I tried various things like increasing the virtual memory available. But the only thing that worked was using an extract that covered only a very small area. It seems others are able to use osm2pgrouting on large area extracts so I assume there is something about how I was provisioning virtual memory (VM). Or maybe it somehow needs real memory and paging VM breaks it.
Using a filter in osmconvert to create an extract the size of my target map seemed to work. But I found that for the “wilderness” parks surrounded by urban areas there were odd trail distances in the middle of the map without a trail near by. Investigating, it seemed that osmconvert was including data from places nearly 100 miles away! Fortunately osmium can also be used to create an extract and it seems to work correctly. It took me much too long to stop trying things with osmconvert and try it with osmium.
But we still need to heal the edges
There are some standard solutions for healing network edges but when working with a full extract (before figuring out osm2pgrouting was messing up) it was very slow, so I ended up hacking a script that only attempted to heal trails.

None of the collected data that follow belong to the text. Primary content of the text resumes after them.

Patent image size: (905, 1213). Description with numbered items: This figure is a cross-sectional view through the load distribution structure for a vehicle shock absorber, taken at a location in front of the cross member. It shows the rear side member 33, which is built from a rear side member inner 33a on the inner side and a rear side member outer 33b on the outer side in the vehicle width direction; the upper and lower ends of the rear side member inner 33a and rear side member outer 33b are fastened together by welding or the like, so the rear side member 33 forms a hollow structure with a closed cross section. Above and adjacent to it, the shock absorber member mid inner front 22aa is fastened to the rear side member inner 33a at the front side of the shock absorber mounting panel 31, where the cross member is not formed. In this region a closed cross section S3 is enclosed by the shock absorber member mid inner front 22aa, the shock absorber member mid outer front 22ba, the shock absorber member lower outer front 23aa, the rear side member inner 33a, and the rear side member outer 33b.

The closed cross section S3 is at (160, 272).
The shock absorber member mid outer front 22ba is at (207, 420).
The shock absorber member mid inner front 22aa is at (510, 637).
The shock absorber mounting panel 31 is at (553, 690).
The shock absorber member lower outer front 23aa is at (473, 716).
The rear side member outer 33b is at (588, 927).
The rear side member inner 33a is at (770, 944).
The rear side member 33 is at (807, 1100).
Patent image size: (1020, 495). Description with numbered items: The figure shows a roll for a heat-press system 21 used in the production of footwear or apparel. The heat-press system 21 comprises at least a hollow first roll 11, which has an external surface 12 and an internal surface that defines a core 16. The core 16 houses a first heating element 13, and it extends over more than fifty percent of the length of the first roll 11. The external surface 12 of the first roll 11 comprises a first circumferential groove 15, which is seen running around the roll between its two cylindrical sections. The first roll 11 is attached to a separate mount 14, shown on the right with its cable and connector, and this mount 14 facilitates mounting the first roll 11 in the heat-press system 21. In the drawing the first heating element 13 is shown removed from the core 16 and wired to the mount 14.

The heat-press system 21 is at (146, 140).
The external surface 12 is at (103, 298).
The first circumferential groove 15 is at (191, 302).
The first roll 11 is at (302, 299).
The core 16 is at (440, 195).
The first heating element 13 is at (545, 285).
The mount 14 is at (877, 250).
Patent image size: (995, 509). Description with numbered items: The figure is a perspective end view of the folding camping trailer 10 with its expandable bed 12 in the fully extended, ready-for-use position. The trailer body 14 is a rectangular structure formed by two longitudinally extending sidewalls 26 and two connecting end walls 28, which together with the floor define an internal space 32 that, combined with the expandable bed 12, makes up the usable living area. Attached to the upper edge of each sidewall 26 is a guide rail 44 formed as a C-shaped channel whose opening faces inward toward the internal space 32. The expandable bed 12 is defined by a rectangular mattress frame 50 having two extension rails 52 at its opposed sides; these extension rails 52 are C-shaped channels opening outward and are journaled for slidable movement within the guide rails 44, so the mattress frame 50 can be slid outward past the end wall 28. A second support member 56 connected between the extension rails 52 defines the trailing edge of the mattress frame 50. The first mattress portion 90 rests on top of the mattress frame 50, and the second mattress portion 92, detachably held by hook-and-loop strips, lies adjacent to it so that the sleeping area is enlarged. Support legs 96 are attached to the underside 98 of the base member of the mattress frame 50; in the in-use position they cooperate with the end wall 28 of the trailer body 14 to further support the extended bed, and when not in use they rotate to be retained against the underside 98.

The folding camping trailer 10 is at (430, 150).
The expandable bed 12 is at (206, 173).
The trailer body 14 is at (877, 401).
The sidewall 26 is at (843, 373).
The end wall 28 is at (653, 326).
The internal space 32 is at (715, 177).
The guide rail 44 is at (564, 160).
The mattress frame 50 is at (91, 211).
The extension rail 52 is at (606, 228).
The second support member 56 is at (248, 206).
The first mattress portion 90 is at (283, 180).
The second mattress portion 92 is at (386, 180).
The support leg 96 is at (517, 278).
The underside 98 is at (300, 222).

First step is to identify potential nodes to heal (remove). All the nodes that have only two edges pretty easily are easy to find:
SELECT id, osm_id FROM (SELECT id, route_ways_vertices_pgr.osm_id AS osm_id, count(id) FROM route_ways_vertices_pgr, route_ways WHERE (id=target or id=source) GROUP BY id) AS FOO WHERE count=2;
And you can get all the nodes that have only two hiking trail edges. In my case, I mapped the hiking_trail value into the edge priority:
SELECT id, osm_id FROM (SELECT id, route_ways_vertices_pgr.osm_id AS osm_id, count(id) FROM route_ways_vertices_pgr, route_ways WHERE (priority=1) AND (id=target or id=source) GROUP BY id) AS FOO WHERE count=2;
A candidate for removal is a node that has two and only two edges where both edges are hiking trails. Our first query gets the “two and only two” edges. The second query gets “only two hiking path edges but there might be other non-hiking path edges”. An intersection of those two results gets us pretty close to what we want:
SELECT id, osm_id FROM (SELECT id, route_ways_vertices_pgr.osm_id AS osm_id, count(id) FROM route_ways_vertices_pgr, route_ways WHERE (id=target or id=source) GROUP BY id) AS FOO WHERE count=2 INTERSECT SELECT id, osm_id FROM (SELECT id, route_ways_vertices_pgr.osm_id AS osm_id, count(id) FROM route_ways_vertices_pgr, route_ways WHERE (priority=1) AND (id=target or id=source) GROUP BY id) AS FOO WHERE count=2;
Not all candidate nodes can be removed. Consider the following trail junction.
There are two and only two ways that come together at that junction and they are both hiking trails. So the junction node is included in our candidates to remove. But when you perform a
ST_LineMerge() operation on the edges you end up with a
ST_MultiLineString rather than a
Once everything is checked then the edges associated with the node are merged into one record (update one edge and remove the other) and the node is removed. There is a bunch of bookkeeping is updated it the way that is updated (way length in meters, source node ID, destination node ID, etc.).
My Postgresql/Postgis skills are not sufficient to allow me to do all checking and bookkeeping update logic within a stored procedure so all this got implemented in a shell script and is not particularly fast to run.
Between slow healing on large databases and the issues with osm2pgrouting not working well with large data sets, I ended up creating the routing database for only the area of the map I am generating:
osmium extract -b $west,$south,$east,$north osm/roads_only.pbf --overwrite -o osm/extract.osm osm2pgrouting --f osm/extract.osm --prefix route_ --conf osm/pgrouting_mapconfig.xml --username me --dbname osm --clean utils/merge_edges
Our office park measles are gone.
Our trails have been healed.
With different rendering for urban/suburban walkways and rural hiking trails it is easier to see when one unexpectedly shows up in an odd place. That allows me to examine the OSM data for it and update my identification logic.